| |
Emirle zayıflamak
Kıbrıs, yerel seçimler, eli kulağındaki zamlar, IMF heyetinin ve Alman Hıristiyan Demokratlar'ın lideri Angela Merkel'in önümüzdeki haftaya renk katacak ziyaretleri, Irak, hatta Demokrat Parti'den adaylığı kesinleşmiş John Kerry'nin geçmişiyle ilgili "seksi" dosyaların ortaya çıkmasıyla geleneksel havasını yakalayan ABD seçimleri... Gelin bugün tüm "ciddi" konuları bir yana bırakıp, biraz sağlığımızla ilgilenelim... Dördüncü gününe giren kar hapsi boyunca, can sıkıntısıyla sık sık buzdolabına hamle ettiniz ya da abur cubura yüklendiniz. Buna bir de Sevgililer Günü şerefine evde veya dışarda daha bol çeşitli, daha uzun süreli akşam yemeğini eklediniz. Afiyet olsun ama "kilolar"dan ne haber? Eritebildiniz mi? Yakabildiniz mi? Konu önemli. Bundan birkaç ay önce Obezite Araştırma Derneği'nin bir araştırması yayınlanmıştı. Şöyle deniyordu: "2025'te Türkiye nüfusunun yüzde 39'unun obez olması bekleniyor. Bu rakama kilolular da eklenirse, halkın yüzde 70'i şişmanlar sınıfına girecek."
Küresel felaket Obezliğin zengin ülkelere özgü sorun olduğuna inananlar yanılıyor. Dünya Sağlık Örgütü'nün araştırmasına göre, kronik beslenme yetersizliğinin pençesindeki yoksul ülkelerde de obezite hızla yayılıyor. Neden? Çünkü pahalı, hazırlanması uzun süren geleneksel yemeklerin yerini ucuz ve hazır, ama yağ ve şeker açısından zengin yemekler alıyor. Elbette obezite denilince akla gelen ilk ülke ABD. Sorunun toplumun yarınını tehdit eden boyutlara ulaştığı anlaşılınca "fast food" devleri de akıllarını başlarına toplamak ihtiyacı hissettiler. Şimdi "light" mönüler mi ararsınız, yağsız sandviçler mi... Bir de "Doktor Robert Atkins'in önerdiği rejime uygundur" notu taşıyan mönüler var ki, tam bir kara mizah örneği. Çünkü "Sebze-meyveye boş ver, ete, yağlı yiyeceklere yüklen" ilkesine dayalı bu rejimi 25 milyon Amerikalı harfi harfine uyguluyor, 100 milyonu da mümkün olduğunca uymaya çalışıyor. Geçenlerde ölen Doktor Atkins'in kendi rejimini uygulayarak obez olduğu ortaya çıkmasın mı! 72 yaşındaki Atkins, son nefesini verirken 117 kiloymuş. Bu gerçeği eşsiz bir fırsat gören vejetaryen beslenme kulüpleri şimdi "Atkins rejimi, hayvanları katletmekten, insanları da öldürmekten başka işe yaramıyor" diye kıyameti koparıyor.

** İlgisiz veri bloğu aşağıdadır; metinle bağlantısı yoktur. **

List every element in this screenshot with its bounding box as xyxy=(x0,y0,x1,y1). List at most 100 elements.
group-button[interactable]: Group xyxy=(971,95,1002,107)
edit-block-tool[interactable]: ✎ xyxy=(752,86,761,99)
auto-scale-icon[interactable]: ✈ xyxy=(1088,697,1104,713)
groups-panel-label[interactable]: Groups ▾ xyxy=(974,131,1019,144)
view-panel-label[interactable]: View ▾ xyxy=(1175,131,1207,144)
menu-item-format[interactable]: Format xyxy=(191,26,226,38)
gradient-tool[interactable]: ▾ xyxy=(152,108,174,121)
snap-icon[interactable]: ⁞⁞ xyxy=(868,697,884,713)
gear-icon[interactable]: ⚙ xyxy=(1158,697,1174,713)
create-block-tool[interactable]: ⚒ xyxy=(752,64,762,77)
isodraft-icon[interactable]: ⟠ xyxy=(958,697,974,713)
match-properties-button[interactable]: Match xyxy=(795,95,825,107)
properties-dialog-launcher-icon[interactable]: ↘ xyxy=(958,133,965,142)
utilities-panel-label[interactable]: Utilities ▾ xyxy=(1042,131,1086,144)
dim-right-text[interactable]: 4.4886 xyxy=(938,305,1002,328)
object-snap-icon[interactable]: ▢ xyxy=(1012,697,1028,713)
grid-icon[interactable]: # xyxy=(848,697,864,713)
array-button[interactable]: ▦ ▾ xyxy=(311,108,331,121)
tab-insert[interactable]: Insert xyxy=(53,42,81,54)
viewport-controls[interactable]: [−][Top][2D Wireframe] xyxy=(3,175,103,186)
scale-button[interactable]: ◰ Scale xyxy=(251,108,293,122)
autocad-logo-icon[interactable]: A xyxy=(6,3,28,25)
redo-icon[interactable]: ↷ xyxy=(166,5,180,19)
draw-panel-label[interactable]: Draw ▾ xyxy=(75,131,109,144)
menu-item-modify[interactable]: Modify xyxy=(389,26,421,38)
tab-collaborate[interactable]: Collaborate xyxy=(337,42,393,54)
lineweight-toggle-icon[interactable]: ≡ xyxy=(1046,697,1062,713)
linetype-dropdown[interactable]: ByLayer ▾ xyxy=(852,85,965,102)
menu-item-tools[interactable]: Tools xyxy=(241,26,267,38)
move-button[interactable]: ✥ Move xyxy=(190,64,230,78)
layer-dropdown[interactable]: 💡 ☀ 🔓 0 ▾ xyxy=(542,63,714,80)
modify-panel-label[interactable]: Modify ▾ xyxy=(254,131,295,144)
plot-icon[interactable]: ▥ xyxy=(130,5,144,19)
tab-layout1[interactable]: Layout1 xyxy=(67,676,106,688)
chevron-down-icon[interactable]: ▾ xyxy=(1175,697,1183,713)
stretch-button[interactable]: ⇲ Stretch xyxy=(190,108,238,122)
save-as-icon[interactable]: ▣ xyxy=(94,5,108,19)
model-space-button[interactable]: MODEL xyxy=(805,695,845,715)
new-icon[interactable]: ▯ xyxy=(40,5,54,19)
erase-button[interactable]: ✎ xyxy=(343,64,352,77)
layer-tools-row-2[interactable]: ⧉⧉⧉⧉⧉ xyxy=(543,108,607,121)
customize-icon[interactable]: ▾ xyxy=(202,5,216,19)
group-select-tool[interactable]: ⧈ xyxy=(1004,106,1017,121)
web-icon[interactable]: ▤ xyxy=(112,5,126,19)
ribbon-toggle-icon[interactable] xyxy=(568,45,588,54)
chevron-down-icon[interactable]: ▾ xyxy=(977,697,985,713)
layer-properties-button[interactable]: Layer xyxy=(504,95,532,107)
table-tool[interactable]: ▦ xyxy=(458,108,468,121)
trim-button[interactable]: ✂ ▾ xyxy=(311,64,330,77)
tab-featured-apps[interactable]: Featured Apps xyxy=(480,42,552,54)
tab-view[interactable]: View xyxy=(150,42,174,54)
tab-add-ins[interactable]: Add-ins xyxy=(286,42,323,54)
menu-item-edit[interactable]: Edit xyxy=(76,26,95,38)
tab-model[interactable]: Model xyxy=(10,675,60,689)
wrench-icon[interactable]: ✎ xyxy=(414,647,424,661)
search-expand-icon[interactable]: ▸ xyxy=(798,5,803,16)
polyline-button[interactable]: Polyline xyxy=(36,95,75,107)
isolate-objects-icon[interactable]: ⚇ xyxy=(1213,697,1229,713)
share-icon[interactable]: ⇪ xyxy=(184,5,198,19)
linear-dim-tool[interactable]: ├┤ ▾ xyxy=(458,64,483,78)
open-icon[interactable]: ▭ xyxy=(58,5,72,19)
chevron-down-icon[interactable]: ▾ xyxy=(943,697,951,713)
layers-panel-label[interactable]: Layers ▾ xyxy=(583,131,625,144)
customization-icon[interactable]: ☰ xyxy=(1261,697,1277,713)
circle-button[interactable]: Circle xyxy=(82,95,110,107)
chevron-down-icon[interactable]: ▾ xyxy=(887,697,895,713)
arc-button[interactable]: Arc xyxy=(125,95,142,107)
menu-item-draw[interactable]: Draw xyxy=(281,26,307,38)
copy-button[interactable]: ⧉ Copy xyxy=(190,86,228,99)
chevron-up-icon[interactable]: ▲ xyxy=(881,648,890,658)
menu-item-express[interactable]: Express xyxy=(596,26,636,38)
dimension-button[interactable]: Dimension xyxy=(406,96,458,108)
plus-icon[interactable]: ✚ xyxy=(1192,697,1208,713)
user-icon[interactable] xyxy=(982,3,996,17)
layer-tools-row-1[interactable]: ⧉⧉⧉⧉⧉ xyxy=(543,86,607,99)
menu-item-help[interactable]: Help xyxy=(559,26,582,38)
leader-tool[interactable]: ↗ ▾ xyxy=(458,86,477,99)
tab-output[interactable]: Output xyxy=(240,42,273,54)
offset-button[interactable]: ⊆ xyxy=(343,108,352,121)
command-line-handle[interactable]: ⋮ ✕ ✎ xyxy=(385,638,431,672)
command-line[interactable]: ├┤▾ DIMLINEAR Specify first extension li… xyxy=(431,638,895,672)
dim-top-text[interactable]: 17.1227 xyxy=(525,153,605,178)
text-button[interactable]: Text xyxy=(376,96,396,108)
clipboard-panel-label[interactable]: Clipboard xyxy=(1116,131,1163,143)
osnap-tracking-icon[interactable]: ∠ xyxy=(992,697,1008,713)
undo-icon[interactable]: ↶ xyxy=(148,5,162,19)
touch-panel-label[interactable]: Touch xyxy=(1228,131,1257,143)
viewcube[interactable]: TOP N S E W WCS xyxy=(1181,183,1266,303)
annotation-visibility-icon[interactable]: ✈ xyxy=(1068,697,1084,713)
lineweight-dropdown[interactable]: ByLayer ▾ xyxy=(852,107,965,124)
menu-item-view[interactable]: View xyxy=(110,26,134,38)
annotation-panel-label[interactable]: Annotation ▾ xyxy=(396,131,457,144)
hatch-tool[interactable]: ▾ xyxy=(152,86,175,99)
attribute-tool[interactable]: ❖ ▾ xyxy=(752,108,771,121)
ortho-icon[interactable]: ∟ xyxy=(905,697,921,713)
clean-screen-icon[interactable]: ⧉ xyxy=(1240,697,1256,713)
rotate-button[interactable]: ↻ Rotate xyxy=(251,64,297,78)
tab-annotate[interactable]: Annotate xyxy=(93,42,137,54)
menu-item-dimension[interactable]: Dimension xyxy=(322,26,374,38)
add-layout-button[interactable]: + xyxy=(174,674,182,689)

İlginç bir uygulama Obezitenin ölçüsü var mı? Evet var. Şöyle: Kilonuzu boyunuzun karesine bölün. Sonuç 19 ile 25 arasındaysa normal, 25-30 arasındaysa fazla kilolu, 30'un üstündeyse obezsiniz. Diyelim ki boyunuz 1.70, kilonuz da 80. Şimdi 1.7 ile 1.7'yi çarpın. Etti 2.89. Kilonuz olan 80'i 2.89'a bölün. Sonuç: 27.68. Siz fazla kilolusunuz. Peki bu fazla kiloları nasıl eriteceksiniz? Ya gönüllü olarak, ya doktor tavsiyesiyle ya da zorla. Fransızlar'ın sağlığını en önemli sorun gören Cumhurbaşkanı Chirac, halka zorla spor yaptırmaya karar verdi. Sağlık Bakanlığı 22 Şubat'ta kampanya başlatıyor. Amaç, Fransızlar'ı günde hiç olmazsa yarım saat hızlı tempoda yürütmek. Hazırlanan afişlerde ilginç tavsiyeler var: Asansör yerine merdiven kullanın, köpeğinizle gezintiye çıkın, arabanızı gideceğiniz yerin 5 dakika uzağına bırakın, otobüs ya da metrodan bir durak önce inin... Siz de bu kritik eşiğe gelmeden birşeyler yapın. Örneğin elinizdeki gazeteyi okuduğunuz sürece ıvır zıvırdan uzak durun, sonra da evinizin önündeki, hatta sokağınızdaki karları küreyin. Ha gayret.